The door slammed open, the sound sharp enough to make him flinch, and a woman stormed inside, her face streaked with tears as she frantically swept her gaze around the room. “Please, I need help,” she said, her voice trembling. She clutched her phone like it was the only thing tethering her to reality and marched to the bar. “My daughter’s missing. Has anyone seen her?”
Rusty was on his feet before he knew it, his instincts kicking in, and Soda padded to his side, tail low and ears perked.
“Ma’am,” Rusty said gently, stepping toward her. His voice was calm, but his mind was already racing. Missing persons weren’t rare around here—especially young women. Too often, they turned up too late, or not at all. The Yakuza had turned Hawaii into a hub for human trafficking, and every case felt like a ticking clock.

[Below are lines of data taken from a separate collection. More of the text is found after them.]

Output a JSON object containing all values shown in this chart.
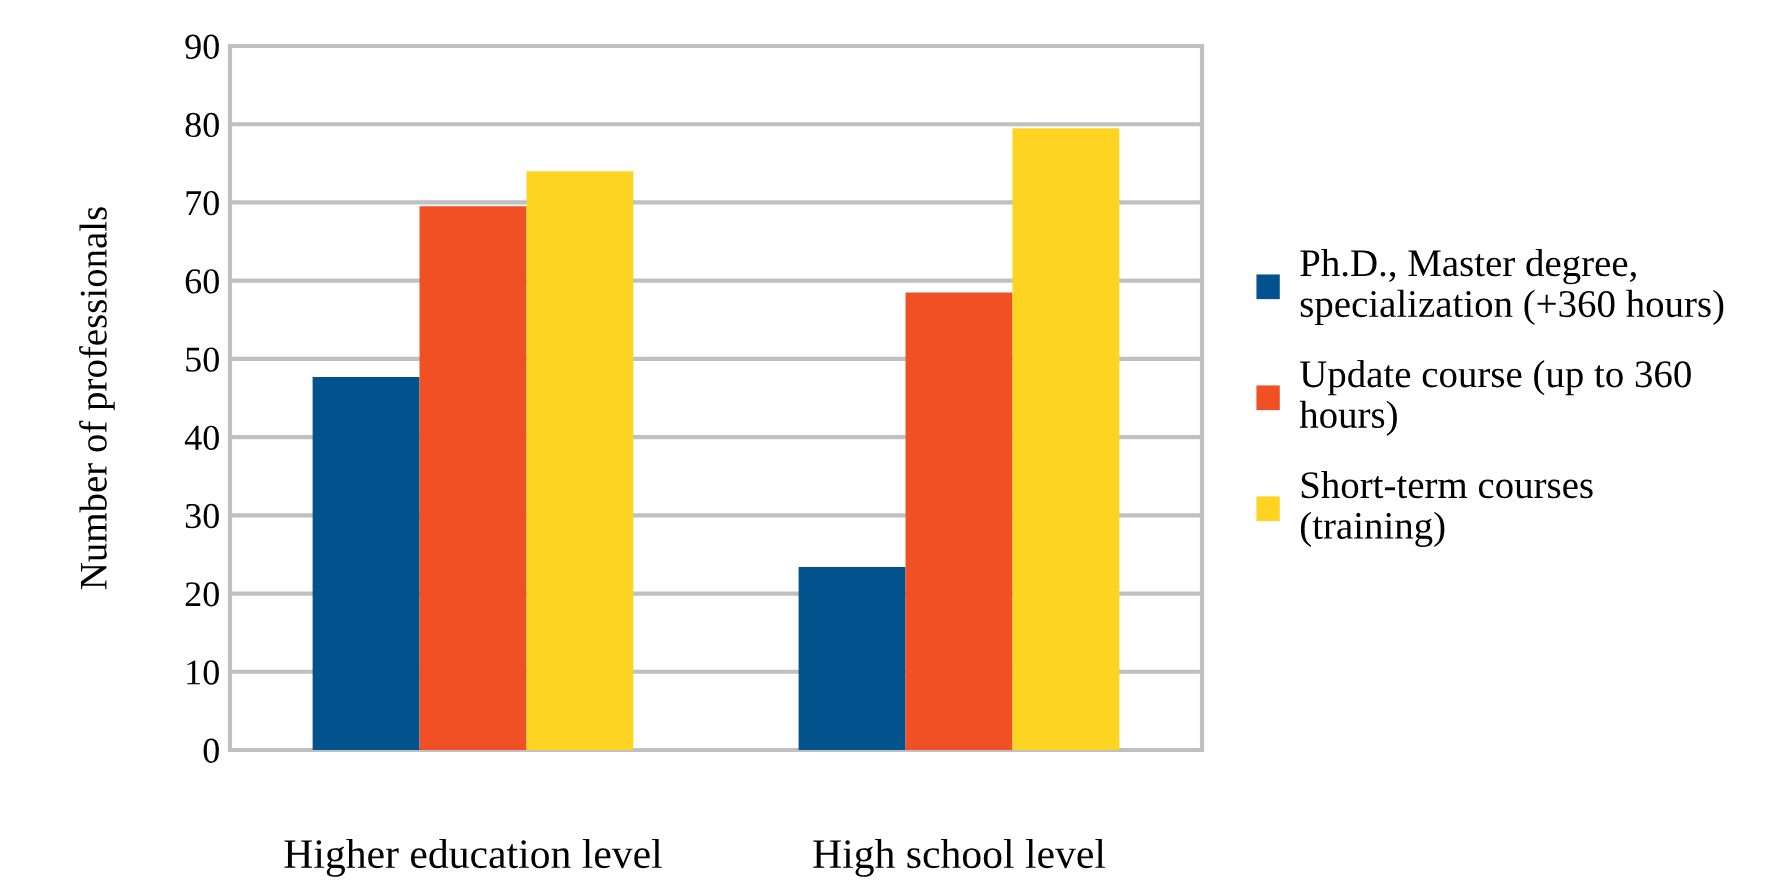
{
  "chart_data": {
    "type": "bar",
    "ylabel": "Number of professionals",
    "categories": [
      "Higher education level",
      "High school level"
    ],
    "series": [
      {
        "name": "Ph.D., Master degree,\nspecialization (+360 hours)",
        "color": "#02528e",
        "values": [
          47.7,
          23.4
        ]
      },
      {
        "name": "Update course (up to 360\nhours)",
        "color": "#f05023",
        "values": [
          69.5,
          58.5
        ]
      },
      {
        "name": "Short-term courses\n(training)",
        "color": "#fcd421",
        "values": [
          74,
          79.5
        ]
      }
    ],
    "ylim": [
      0,
      90
    ],
    "yticks": [
      0,
      10,
      20,
      30,
      40,
      50,
      60,
      70,
      80,
      90
    ],
    "grid": "y",
    "legend": "right"
  }
}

The woman turned to him, her eyes wide and pleading. “I’m Sarah Williams, and my daughter is missing. Grace. Grace Williams.” Her words tumbled out in a rush as she fumbled with her phone. “The police won’t help—they think she just ran off with her friends. But she didn’t. I know my daughter. Grace wouldn’t do that. She’d tell me where she was going.”
Rusty raised a hand, trying to slow her down. “Okay. Take a breath,” he said, keeping his tone calm. “When was the last time you saw her?”

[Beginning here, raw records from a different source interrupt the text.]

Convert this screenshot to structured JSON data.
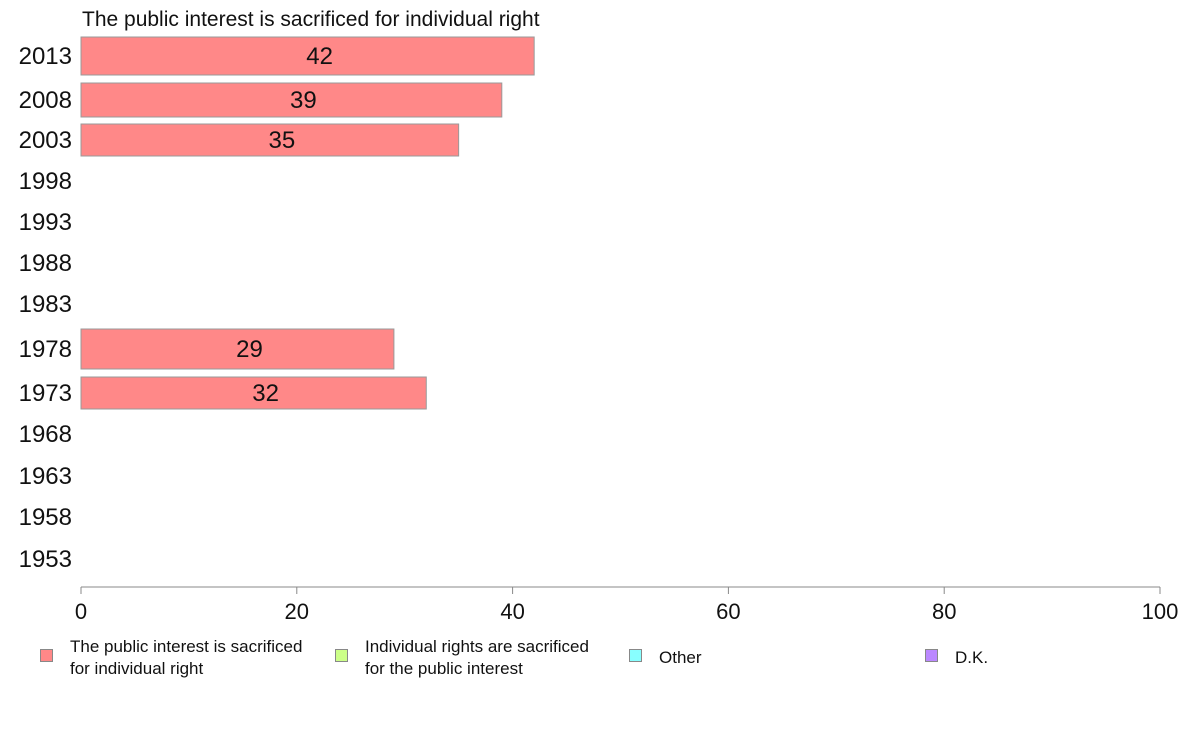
{
  "chart_data": {
    "type": "bar",
    "orientation": "horizontal",
    "title": "The public interest is sacrificed for individual right",
    "categories": [
      "2013",
      "2008",
      "2003",
      "1998",
      "1993",
      "1988",
      "1983",
      "1978",
      "1973",
      "1968",
      "1963",
      "1958",
      "1953"
    ],
    "series": [
      {
        "name": "The public interest is sacrificed for individual right",
        "color": "#ff8888",
        "values": [
          42,
          39,
          35,
          null,
          null,
          null,
          null,
          29,
          32,
          null,
          null,
          null,
          null
        ]
      }
    ],
    "xlim": [
      0,
      100
    ],
    "xticks": [
      "0",
      "20",
      "40",
      "60",
      "80",
      "100"
    ],
    "grid": false,
    "legend_position": "bottom"
  },
  "legend": {
    "items": [
      {
        "label": "The public interest is sacrificed\nfor individual right",
        "color": "#ff8888"
      },
      {
        "label": "Individual rights are sacrificed\nfor the public interest",
        "color": "#ccff88"
      },
      {
        "label": "Other",
        "color": "#88ffff"
      },
      {
        "label": "D.K.",
        "color": "#bb88ff"
      }
    ]
  }
}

“Yesterday afternoon, after my husband’s sermon?—”
“Sermon?”
“Yes, he’s Howard Whitney Williams, pastor of the Church of New Hope,” she said, swiping tears from her cheeks. “After the sermon, we had so much to do, so Grace went to relax by the pool.” Her voice cracked, and she took a shaky breath. “She’s nineteen, and?—”

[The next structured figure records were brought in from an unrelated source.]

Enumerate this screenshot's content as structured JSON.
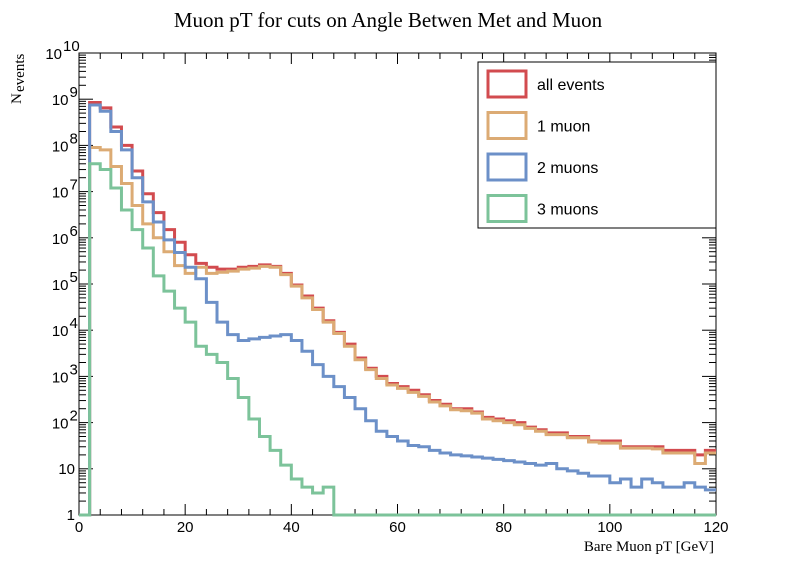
{
  "chart_data": {
    "type": "line",
    "title": "Muon pT for cuts on Angle Betwen Met and Muon",
    "xlabel": "Bare Muon pT [GeV]",
    "ylabel_main": "N",
    "ylabel_sub": "events",
    "xlim": [
      0,
      120
    ],
    "ylim": [
      1,
      10000000000
    ],
    "yscale": "log",
    "bin_width": 2,
    "x_ticks": [
      "0",
      "20",
      "40",
      "60",
      "80",
      "100",
      "120"
    ],
    "y_ticks": [
      {
        "base": "1",
        "exp": ""
      },
      {
        "base": "10",
        "exp": ""
      },
      {
        "base": "10",
        "exp": "2"
      },
      {
        "base": "10",
        "exp": "3"
      },
      {
        "base": "10",
        "exp": "4"
      },
      {
        "base": "10",
        "exp": "5"
      },
      {
        "base": "10",
        "exp": "6"
      },
      {
        "base": "10",
        "exp": "7"
      },
      {
        "base": "10",
        "exp": "8"
      },
      {
        "base": "10",
        "exp": "9"
      },
      {
        "base": "10",
        "exp": "10"
      }
    ],
    "legend_position": "top-right",
    "series": [
      {
        "name": "all events",
        "color": "#d24b4f",
        "values": [
          1,
          850000000,
          650000000,
          250000000,
          100000000,
          28000000,
          9000000,
          3500000,
          1500000,
          800000,
          430000,
          280000,
          230000,
          210000,
          210000,
          230000,
          240000,
          260000,
          240000,
          170000,
          95000,
          55000,
          30000,
          16000,
          9000,
          5000,
          2500,
          1500,
          1000,
          700,
          600,
          500,
          400,
          300,
          250,
          200,
          200,
          170,
          130,
          120,
          110,
          100,
          80,
          70,
          60,
          60,
          50,
          50,
          40,
          40,
          40,
          30,
          30,
          30,
          30,
          25,
          25,
          25,
          20,
          25
        ]
      },
      {
        "name": "1 muon",
        "color": "#dcab74",
        "values": [
          1,
          90000000,
          80000000,
          35000000,
          15000000,
          5000000,
          2000000,
          1000000,
          500000,
          250000,
          170000,
          230000,
          170000,
          180000,
          190000,
          210000,
          220000,
          240000,
          230000,
          160000,
          90000,
          50000,
          28000,
          15000,
          8500,
          4500,
          2300,
          1400,
          900,
          650,
          550,
          450,
          370,
          280,
          230,
          190,
          180,
          160,
          120,
          110,
          100,
          90,
          75,
          65,
          55,
          55,
          47,
          47,
          38,
          36,
          36,
          28,
          28,
          28,
          27,
          22,
          22,
          22,
          13,
          22
        ]
      },
      {
        "name": "2 muons",
        "color": "#6c90c8",
        "values": [
          1,
          750000000,
          550000000,
          200000000,
          80000000,
          20000000,
          6000000,
          2200000,
          900000,
          480000,
          230000,
          130000,
          40000,
          15000,
          8000,
          6000,
          6500,
          7000,
          7500,
          8000,
          6000,
          3500,
          1800,
          1000,
          600,
          350,
          200,
          110,
          65,
          50,
          40,
          32,
          30,
          25,
          22,
          20,
          19,
          18,
          17,
          16,
          15,
          14,
          13,
          12,
          13,
          10,
          9,
          8,
          7,
          7,
          5,
          6,
          4,
          6,
          5,
          4,
          4,
          5,
          4,
          3.5
        ]
      },
      {
        "name": "3 muons",
        "color": "#7cc39a",
        "values": [
          1,
          40000000,
          30000000,
          12000000,
          4000000,
          1500000,
          600000,
          150000,
          70000,
          30000,
          15000,
          4500,
          3000,
          2000,
          900,
          350,
          120,
          50,
          25,
          12,
          6,
          4,
          3,
          4,
          1,
          1,
          1,
          1,
          1,
          1,
          1,
          1,
          1,
          1,
          1,
          1,
          1,
          1,
          1,
          1,
          1,
          1,
          1,
          1,
          1,
          1,
          1,
          1,
          1,
          1,
          1,
          1,
          1,
          1,
          1,
          1,
          1,
          1,
          1,
          1
        ]
      }
    ]
  }
}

“She’s an adult,” Rusty said gently. “Could she be out with friends?”
“No. Never. Not without telling me.” Her voice cracked as fresh tears spilled over her lashes. “We’re flying home to Oregon tomorrow. It’s her friend’s birthday—she’d never miss that party. But her phone just goes straight to voicemail. Something is wrong. I know it.”
Rusty nodded, keeping his face neutral, though a familiar weight pressed against his chest. He’d seen this too many times. Parents clinging to hope, convinced their child wasn’t like the others—the ones who ran off, got in over their heads, or worse. But her desperation struck a chord he couldn’t ignore, not when the missing person’s list on his dad’s desk seemed to grow longer by the day.
“I’ll help you look for her,” he said, pulling out his phone. “Do you have a recent photo?”
She thrust her phone at him, her hands shaking. The screen displayed a picture of a smiling young woman by the pool in a blue bikini with a tropical drink in her hand.
Rusty’s breath hitched. Around her neck glinted a delicate gold cross with three tiny rubies arranged in a triangle. His stomach dropped. He knew that pendant. He’d seen it just hours ago, glinting at the throat of the half-naked woman he’d found unconscious in the basement.
For a moment, the bar around him seemed to fade as his focus narrowed to the image on the screen. His pulse pounded in his ears, the memory of that cold, dark basement flooding back. The woman’s shallow breaths. The crusted vomit. The disheveled luxury bathrobe.
He swallowed hard, forcing himself to meet Sarah’s eyes. Her desperation was a knife twisting in his gut. “Come, I’ll take you to the police chief.”
“I’ve already been to the police.”
Rusty hesitated, then nodded. “We’ll find her. I promise.”
But even as he said the words, his mind raced. He had a terrible feeling Grace wasn’t just missing—she was already in someone’s hands. And now, he’d just made a promise he might not be able to keep.